Steps to disable kernel upgrade on CentOS AWS

One way to maintain one OS version across your AWS infrastructure is to disable kernel upgrade

Use case Scenario

You’ve a client who is complaining about the OS getting upgraded automatically which is causing the development team alot of issues with versioning of the product.
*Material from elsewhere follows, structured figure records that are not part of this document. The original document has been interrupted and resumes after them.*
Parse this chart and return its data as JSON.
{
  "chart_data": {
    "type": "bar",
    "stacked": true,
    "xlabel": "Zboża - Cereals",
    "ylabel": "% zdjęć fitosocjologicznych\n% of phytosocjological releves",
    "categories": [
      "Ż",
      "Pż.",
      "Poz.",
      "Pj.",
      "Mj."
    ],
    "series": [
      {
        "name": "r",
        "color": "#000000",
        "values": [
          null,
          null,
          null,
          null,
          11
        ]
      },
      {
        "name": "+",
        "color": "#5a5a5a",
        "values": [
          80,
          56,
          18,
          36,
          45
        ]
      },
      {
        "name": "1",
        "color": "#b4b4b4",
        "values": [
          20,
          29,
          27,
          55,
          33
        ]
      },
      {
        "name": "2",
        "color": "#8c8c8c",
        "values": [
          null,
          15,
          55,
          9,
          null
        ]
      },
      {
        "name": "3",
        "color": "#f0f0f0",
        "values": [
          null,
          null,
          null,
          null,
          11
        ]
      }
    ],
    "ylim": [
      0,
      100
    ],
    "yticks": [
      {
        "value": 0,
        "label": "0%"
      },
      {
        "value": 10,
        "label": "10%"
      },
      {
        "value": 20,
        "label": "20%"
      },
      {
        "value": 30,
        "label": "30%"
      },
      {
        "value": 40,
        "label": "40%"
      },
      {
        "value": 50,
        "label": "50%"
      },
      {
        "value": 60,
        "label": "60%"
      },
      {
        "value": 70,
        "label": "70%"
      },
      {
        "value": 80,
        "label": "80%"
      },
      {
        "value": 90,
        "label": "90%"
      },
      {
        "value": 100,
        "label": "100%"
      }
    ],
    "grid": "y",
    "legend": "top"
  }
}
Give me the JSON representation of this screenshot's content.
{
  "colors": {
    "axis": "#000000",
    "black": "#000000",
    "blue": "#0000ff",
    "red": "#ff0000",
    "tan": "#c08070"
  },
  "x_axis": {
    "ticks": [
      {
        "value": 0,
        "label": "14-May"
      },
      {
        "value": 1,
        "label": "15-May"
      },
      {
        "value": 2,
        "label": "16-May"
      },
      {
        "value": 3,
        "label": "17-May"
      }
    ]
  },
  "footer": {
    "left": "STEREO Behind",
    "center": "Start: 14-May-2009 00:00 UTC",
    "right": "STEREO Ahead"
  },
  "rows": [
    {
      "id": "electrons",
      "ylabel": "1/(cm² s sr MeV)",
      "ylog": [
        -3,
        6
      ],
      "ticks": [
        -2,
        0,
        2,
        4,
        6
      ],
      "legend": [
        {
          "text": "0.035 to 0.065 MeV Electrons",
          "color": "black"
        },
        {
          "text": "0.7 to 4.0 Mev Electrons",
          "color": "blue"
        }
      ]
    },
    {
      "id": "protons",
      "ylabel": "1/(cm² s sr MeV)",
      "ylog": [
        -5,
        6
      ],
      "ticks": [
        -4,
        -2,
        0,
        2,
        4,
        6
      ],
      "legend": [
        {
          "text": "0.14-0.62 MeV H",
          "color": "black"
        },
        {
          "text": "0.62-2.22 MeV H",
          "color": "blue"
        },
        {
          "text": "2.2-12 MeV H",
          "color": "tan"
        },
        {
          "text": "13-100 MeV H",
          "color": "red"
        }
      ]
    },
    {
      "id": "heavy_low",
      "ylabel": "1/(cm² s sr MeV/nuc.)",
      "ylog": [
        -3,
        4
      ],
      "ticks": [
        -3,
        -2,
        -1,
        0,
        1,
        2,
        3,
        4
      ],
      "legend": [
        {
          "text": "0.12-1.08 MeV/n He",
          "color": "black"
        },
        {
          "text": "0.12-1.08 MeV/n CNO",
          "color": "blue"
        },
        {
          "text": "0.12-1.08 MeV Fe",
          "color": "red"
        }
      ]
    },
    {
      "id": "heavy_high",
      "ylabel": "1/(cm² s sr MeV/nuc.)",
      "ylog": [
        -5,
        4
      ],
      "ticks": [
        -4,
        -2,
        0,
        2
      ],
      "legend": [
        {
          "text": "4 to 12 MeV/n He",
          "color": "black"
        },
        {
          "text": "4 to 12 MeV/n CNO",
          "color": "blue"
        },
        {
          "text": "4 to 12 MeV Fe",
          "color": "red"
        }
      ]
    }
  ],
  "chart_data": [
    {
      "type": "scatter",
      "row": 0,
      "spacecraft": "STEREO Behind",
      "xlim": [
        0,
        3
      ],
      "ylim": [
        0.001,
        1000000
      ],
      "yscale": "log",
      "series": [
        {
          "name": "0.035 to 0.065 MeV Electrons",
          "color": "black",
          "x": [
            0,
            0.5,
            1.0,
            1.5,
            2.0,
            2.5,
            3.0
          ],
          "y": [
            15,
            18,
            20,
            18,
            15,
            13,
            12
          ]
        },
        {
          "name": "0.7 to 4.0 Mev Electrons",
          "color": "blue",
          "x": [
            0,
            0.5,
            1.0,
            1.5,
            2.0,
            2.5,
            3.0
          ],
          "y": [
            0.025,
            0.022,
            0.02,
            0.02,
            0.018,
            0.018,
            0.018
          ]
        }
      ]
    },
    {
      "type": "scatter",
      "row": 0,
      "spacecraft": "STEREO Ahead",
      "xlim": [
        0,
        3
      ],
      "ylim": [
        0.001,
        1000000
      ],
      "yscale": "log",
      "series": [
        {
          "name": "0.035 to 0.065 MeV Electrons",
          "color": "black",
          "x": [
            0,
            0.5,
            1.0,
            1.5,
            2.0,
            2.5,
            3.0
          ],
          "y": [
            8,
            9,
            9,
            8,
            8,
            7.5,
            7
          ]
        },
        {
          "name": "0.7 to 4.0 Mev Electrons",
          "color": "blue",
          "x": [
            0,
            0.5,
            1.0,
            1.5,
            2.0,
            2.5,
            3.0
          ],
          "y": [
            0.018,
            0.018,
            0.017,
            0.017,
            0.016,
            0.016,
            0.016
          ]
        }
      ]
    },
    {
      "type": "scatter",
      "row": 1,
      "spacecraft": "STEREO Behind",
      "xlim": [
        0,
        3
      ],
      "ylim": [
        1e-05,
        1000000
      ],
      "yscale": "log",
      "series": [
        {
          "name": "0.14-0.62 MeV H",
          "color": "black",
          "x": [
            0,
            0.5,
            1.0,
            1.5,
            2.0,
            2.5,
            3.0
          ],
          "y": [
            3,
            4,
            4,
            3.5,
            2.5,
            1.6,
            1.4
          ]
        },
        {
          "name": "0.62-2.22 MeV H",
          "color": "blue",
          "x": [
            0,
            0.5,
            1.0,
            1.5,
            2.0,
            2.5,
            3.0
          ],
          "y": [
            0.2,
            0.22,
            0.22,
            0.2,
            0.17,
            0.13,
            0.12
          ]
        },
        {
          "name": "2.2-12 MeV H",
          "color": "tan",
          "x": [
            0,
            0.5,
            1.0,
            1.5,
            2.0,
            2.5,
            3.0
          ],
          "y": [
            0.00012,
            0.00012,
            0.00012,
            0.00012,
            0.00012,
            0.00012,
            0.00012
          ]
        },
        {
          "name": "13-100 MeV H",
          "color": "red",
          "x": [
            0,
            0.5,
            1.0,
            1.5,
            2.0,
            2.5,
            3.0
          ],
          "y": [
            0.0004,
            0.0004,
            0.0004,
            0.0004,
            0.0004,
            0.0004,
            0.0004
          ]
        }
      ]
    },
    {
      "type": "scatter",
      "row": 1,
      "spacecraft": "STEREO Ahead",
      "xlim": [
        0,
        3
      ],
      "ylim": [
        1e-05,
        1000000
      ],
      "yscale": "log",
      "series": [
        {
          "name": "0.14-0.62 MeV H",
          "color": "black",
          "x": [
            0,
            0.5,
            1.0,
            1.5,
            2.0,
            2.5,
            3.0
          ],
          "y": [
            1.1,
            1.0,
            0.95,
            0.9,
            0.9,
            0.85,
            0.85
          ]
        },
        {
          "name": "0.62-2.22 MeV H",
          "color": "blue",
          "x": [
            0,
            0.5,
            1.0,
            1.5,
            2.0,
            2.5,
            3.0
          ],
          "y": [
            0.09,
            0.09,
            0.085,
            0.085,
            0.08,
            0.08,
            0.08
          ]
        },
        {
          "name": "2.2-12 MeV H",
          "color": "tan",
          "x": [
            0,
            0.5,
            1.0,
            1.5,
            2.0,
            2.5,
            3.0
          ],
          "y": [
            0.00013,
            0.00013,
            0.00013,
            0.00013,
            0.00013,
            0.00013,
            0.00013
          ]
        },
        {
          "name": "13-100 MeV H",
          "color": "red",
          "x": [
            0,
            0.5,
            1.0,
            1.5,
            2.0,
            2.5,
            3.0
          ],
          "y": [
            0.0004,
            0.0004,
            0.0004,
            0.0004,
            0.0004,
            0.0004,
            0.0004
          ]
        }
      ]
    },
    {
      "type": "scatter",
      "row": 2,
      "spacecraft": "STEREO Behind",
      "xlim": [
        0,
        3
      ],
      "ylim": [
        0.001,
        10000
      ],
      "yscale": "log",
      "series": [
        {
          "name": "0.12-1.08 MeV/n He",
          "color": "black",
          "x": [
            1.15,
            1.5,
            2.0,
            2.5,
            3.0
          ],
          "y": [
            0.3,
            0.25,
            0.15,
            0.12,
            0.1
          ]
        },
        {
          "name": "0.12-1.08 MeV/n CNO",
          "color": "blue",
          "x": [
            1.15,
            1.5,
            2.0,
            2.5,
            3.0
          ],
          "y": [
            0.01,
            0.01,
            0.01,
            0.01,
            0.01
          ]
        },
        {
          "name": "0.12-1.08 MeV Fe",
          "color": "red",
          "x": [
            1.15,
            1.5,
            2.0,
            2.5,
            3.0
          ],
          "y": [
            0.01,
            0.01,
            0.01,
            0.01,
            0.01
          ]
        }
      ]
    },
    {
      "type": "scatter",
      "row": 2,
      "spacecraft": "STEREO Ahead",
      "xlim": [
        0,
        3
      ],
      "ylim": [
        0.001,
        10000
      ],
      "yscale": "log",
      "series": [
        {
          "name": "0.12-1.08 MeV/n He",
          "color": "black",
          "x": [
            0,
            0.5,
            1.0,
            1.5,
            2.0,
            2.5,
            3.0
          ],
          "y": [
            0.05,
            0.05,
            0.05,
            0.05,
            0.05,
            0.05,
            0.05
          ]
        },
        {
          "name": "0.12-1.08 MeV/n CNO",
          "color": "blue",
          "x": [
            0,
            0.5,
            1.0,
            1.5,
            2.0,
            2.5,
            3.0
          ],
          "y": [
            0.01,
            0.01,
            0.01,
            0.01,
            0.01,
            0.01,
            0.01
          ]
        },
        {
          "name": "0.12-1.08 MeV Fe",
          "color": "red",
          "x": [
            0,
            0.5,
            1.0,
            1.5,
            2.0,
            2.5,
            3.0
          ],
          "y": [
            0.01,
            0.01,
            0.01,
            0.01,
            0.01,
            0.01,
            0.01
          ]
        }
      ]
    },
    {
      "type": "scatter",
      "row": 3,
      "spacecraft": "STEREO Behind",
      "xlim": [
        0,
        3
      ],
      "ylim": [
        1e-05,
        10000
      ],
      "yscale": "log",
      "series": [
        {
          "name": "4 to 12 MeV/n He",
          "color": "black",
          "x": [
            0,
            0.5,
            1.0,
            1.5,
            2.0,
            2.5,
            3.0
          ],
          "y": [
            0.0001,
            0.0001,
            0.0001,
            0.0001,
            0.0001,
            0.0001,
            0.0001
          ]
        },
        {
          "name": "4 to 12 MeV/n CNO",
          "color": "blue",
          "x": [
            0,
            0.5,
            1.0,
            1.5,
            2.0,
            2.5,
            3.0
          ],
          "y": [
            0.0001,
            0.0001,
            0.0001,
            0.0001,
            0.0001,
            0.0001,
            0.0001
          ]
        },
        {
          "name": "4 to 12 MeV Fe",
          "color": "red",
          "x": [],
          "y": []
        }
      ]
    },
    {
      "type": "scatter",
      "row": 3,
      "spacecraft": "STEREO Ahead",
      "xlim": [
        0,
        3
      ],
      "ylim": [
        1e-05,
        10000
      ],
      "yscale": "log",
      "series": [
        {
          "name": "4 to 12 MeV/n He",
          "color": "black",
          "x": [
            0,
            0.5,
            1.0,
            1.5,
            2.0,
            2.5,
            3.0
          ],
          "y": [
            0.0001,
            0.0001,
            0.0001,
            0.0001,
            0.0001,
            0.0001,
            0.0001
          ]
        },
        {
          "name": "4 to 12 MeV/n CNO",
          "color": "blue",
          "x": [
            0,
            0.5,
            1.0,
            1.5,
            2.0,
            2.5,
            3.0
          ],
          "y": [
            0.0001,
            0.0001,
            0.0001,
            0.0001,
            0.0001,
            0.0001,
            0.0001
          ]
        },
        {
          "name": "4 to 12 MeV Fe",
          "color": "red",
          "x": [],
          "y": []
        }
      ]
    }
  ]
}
For eg : The instance run on RHEL (RedHat) 6.5 and now are been upgraded to 6.7 which is problem for development team in terms of versioning and development of any website/webapp/product.

Lame solution

Ask your customer to not fire yum commands to ensure kernal packages are not upgraded, but this will limit upgrade or update other packages as well which can be problem in future.


Full proof solution

Configure the Linux machine in a way that the kernel is never upgraded automatically.

Steps to disable kernel upgrades

Step 1 : Look for yum-cron

If you’ve installed yum-cron which will install all updates automatically then I would suggest to make some configuration changes.

Go to /etc/sysconfig/yum-cron.conf

Add the following to the YUM PARAMETER line: YUM_PARAMETER="-x kernel* -x php*"

Step 2 : Exclude kernel or other packages from /etc/yum.conf

To make permanent changes, edit the /etc/yum.conf file and following entries to it:

[main]
cachedir=/var/cache/yum/$basearch/$releasever
keepcache=0
debuglevel=2
logfile=/var/log/yum.log
exclude=kernel* redhat-release*                           <==== Add this line

Step 3 :  Disable kernel upgrade from /boot/grub.conf

Take backup of /boot/grub/grub.conf

$ sudo cp -a /boot/grub/grub.conf /boot/grub/grub.conf.bkp

Edit /boot/grub/grub.conf and change the line :

“default=0” to “default=1”

You can check OS and kernel version with following commands :

lsb_release -a
rpm -qf /etc/redhat-release

That’s it!

You have a system which will never upgrade automatically and which is compliance friendly.